O Rio Paraguaçu entra na Chapada Diamantina quase como um córrego e dentro dela é abastecido por centenas de riachos. Sai dali já encorpado e, depois de ganhar mais volume, é responsável pelo abastecimento da região metropolitana de Salvador e de importantes municípios do interior. O posto do Instituto Brasileiro de Meio Ambiente (Ibama) responsável pelo parque recebe do governo menos de R$ 3 mil mensais para manter a estrutura de fiscalização de toda a área, o que dificulta a detecção de abusos. Apesar do uso exagerado de agrotóxicos na região ser bem conhecido, não há notícias de nenhum estudo sério para mensurar a contaminação do rio ou de áreas do parque. “É um tema meio velado porque há interesses grandes envolvidos”, afirma o promotor João Paulo Schoucair, que coordenou discussões na região sobre o problema.

Para Regina Malkut, integrante do Conselho Consultor do parque, são necessárias garantias ambientais mínimas na região, como a proibição do uso do Temik, agrotóxico produzido pela Bayer, que tem como princípio ativo o aldicarbe. Utilizado clandestinamente para matar ratos em cidades, o produto é responsável por inúmeras mortes de pessoas no Brasil e em outros países. Sua classificação é “extremamente tóxico”, e segundo informações da Agência Nacional de Vigilância Sanitária (Anvisa) ele tem alto potencial de deslocalmento no solo, podendo atingir principalmente lençóis freáticos. “Um produto como este não pode ser usado ao redor de um parque e nacional”, diz Regina. Ivo Borre, presidente da associação que reúne os produtores de batata da região, discorda. “O produto aplicado corretamente não tem risco nenhum”, afirma. “Não há por que substituir o Temik.”

Junto a culturas como as de tomate, morango e mamão, a plantação de batatas é uma das mais expostas a agrotóxicos. Paulo Melo, pesquisador da área de hortaliças da Embrapa, em Brasília, afirma que parte desse uso se deve ao fato de o custo do plantio da batata ser alto e fazer com que produtores tentem evitar, com o agrotóxico, riscos de perda da lavoura. Cada hectare de batata plantado exige entre R$ 14 mil e R$ 17 mil de investimentos. Outra causa também do excesso de agrotóxico é o fato de a batata ser atacada com freqüência pela doença conhecida como requeima. “Ela é causada por um fungo de multiplicação extremamente rápida, capaz de destruir uma lavoura inteira em três dias”, explica Melo.

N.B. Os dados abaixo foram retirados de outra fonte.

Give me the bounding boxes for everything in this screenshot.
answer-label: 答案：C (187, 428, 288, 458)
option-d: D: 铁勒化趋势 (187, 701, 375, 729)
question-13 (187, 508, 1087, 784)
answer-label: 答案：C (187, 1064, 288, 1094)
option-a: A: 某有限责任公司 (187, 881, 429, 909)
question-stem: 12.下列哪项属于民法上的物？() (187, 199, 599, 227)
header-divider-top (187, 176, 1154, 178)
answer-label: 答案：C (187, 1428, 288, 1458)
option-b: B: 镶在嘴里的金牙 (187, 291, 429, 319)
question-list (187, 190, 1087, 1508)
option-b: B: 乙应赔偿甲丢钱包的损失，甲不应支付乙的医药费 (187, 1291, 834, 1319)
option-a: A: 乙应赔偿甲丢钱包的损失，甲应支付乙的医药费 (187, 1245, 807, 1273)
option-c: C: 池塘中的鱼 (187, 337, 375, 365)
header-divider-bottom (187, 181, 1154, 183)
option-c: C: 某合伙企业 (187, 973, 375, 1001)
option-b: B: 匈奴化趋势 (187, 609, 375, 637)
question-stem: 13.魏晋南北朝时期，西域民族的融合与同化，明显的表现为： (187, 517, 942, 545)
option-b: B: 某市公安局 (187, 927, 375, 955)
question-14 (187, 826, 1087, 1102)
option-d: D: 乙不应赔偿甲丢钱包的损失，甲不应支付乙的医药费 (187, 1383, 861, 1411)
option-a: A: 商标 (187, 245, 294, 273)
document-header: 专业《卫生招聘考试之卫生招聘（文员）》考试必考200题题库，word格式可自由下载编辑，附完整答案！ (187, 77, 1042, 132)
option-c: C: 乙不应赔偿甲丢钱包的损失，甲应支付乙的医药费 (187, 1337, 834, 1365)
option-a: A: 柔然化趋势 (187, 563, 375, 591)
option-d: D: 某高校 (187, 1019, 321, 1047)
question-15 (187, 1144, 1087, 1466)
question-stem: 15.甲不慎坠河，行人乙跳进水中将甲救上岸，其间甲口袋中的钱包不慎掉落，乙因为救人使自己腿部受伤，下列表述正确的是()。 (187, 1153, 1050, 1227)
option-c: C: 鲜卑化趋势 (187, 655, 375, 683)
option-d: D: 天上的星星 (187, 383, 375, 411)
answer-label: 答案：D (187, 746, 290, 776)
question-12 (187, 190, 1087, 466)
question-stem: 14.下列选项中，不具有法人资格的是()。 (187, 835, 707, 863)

A batata é um tubérculo que em regiões como a de Mucugê e Ibicoara, recebe pouco antes de ser colhida um herbicida destinado a matar a planta. Ou seja, é exposta a agrotóxico até a última fase da produção. Em 2002, testes feitos pela Anvisa detectaram a presença irregular de agrotóxico em 22,2% das amostras examinadas. As irregularidades estavam ligadas à utilização de agrotóxicos em excesso e ao uso de produtos proibidos. De 2002 para cá, o percentual de amostras com problemas caiu.